In 1910, Imperial Japan annexed Korea forcefully, culminating a process that began with the Meiji Emperor in 1876. The Joseon capital of Hanseong was renamed 京城 – read as “Kei-jo” in Japanese, and “Gyeongseong” in Korean – and designated the colonial capital. Literally, the word meant “capital”.
During their colonial rule (1910 – 1945), the Japanese destroyed many of Seoul’s indigenous Joseon architecture, including much of the Gyeongbukgung. In place of the mediaeval city, they inscribed a European-inspired, totally rational urban plan of broad boulevards, grand vistas and monumental civic buildings: buildings such as the controversial former Government General Offices, demolished in 1995.
Today, much of colonial Seoul has vanished, demolished and built over by a city keen to get over a particularly difficult period of its history – the Japanese were brutal colonial masters and attempted to systematically eradicate Korean culture and replace with it with the Japanese.
But around downtown Seoul, some instances still remain of the Keijo era – in some cases, just barely.
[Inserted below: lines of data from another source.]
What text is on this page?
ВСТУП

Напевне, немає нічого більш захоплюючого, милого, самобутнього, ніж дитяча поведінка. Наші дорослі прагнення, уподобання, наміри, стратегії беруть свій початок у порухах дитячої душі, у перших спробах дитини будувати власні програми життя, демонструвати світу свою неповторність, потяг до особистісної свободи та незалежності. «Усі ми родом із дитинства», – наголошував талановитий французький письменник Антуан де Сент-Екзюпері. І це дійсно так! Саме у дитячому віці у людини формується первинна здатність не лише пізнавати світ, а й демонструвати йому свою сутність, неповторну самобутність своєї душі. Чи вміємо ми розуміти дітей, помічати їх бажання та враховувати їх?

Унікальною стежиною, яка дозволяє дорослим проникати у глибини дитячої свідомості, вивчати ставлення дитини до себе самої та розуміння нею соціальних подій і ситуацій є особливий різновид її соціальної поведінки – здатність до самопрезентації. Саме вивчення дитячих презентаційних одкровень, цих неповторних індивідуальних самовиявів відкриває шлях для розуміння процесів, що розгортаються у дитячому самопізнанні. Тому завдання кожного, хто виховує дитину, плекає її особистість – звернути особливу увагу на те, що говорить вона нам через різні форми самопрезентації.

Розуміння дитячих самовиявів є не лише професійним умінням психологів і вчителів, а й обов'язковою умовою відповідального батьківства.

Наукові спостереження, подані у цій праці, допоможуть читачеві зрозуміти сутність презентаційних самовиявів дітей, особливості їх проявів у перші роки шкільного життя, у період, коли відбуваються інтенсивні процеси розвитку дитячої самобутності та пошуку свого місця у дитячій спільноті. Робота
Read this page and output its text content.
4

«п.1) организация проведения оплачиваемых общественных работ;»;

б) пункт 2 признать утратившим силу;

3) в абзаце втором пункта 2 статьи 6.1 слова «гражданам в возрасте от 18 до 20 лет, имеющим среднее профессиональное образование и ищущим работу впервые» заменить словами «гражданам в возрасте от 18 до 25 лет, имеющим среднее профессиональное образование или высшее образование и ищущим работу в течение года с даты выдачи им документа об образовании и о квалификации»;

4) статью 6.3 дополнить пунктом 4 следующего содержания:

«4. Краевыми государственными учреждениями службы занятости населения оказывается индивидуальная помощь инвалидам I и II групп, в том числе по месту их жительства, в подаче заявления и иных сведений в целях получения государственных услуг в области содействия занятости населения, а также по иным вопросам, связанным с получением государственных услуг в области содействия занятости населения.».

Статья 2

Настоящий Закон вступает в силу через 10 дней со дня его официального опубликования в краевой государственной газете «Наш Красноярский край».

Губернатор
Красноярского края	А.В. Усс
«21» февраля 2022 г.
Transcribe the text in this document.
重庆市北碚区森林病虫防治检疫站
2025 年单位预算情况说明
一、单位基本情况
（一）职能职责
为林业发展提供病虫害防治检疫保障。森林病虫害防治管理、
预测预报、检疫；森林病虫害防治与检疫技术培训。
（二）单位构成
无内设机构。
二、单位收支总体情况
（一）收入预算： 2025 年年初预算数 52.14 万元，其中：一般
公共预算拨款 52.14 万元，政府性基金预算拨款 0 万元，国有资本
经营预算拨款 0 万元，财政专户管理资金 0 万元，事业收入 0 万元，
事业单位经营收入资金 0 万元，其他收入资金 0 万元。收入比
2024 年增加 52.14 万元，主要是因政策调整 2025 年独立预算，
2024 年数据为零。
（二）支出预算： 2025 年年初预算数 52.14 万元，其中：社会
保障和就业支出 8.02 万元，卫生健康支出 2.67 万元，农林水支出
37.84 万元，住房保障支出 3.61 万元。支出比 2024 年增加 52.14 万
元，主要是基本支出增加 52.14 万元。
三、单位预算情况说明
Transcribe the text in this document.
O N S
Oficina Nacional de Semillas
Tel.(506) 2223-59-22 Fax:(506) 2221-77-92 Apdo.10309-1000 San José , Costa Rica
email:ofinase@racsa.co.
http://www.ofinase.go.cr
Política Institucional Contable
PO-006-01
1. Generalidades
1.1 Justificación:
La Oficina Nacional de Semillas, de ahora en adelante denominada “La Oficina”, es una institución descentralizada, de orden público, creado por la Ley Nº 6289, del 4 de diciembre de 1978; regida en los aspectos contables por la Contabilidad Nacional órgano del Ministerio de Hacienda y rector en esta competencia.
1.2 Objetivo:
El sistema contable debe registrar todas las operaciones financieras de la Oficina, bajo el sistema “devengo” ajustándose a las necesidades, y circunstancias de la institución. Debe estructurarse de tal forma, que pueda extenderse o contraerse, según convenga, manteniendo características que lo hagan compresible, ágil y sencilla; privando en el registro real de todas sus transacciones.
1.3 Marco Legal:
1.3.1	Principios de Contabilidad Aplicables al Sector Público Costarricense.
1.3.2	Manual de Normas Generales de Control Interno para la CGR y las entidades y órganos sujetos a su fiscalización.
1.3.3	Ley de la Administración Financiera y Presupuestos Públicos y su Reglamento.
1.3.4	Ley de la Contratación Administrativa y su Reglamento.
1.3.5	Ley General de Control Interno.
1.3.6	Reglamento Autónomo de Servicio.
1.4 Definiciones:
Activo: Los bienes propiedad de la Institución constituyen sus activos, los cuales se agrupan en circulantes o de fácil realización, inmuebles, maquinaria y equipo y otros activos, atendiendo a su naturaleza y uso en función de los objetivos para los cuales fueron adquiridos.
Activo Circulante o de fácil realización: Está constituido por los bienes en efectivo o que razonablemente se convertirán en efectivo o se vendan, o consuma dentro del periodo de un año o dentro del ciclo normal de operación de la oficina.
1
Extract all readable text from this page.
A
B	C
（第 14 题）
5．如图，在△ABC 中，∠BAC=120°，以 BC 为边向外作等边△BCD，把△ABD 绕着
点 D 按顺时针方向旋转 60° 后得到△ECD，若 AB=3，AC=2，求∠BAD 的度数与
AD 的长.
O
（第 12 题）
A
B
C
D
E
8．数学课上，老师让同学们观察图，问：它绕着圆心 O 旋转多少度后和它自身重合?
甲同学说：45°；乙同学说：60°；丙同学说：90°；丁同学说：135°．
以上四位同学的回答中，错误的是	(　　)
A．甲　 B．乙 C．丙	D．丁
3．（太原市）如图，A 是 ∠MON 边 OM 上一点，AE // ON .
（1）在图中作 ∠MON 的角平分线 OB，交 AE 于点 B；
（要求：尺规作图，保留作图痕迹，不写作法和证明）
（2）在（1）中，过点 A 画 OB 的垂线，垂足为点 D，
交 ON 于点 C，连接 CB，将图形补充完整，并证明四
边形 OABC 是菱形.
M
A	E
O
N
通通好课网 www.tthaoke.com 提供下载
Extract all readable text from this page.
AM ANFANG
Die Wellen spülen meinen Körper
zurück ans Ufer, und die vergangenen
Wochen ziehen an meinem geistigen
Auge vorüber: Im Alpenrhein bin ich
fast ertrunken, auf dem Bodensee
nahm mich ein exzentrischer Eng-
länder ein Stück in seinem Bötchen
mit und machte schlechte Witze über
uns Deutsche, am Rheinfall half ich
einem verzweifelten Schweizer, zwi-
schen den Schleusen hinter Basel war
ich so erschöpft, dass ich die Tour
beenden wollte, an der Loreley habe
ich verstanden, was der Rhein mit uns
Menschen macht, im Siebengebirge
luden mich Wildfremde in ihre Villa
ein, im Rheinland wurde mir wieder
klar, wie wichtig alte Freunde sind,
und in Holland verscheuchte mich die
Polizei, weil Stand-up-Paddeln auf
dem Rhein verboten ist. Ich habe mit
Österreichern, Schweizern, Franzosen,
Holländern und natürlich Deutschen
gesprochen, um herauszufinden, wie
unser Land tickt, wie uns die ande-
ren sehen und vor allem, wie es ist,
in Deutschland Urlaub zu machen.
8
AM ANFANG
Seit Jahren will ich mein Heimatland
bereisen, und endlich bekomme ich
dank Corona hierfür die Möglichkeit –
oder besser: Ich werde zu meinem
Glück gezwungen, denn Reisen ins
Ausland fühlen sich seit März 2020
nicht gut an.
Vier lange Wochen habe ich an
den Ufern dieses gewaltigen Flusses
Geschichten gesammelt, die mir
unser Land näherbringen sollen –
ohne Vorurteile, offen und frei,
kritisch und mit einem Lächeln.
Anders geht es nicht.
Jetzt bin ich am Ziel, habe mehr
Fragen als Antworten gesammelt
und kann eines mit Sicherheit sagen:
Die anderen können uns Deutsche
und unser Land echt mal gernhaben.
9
The Keijo City Hall, for example, was literally in the midst of being torn down when the Cultural Heritage Department of the city declared it a protected site and halted demolition.
Keijo also remains in the urban fabric of the city – in the many low-rise front-facing stores that remind one of the same in the (Imperial) cities of Tokyo and Kyoto. And also in how modern-day Seoul (like modern-day Tokyo) is a towering city of glass and steel.

The Bank of Korea Building (1912) is built in a typical Meiji Imperial Architecture. It resembles the Bank of Japan in Tokyo.

The Old Woori Bank Building was built in 1909 and is one of the oldest colonial buildings in downtown Seoul.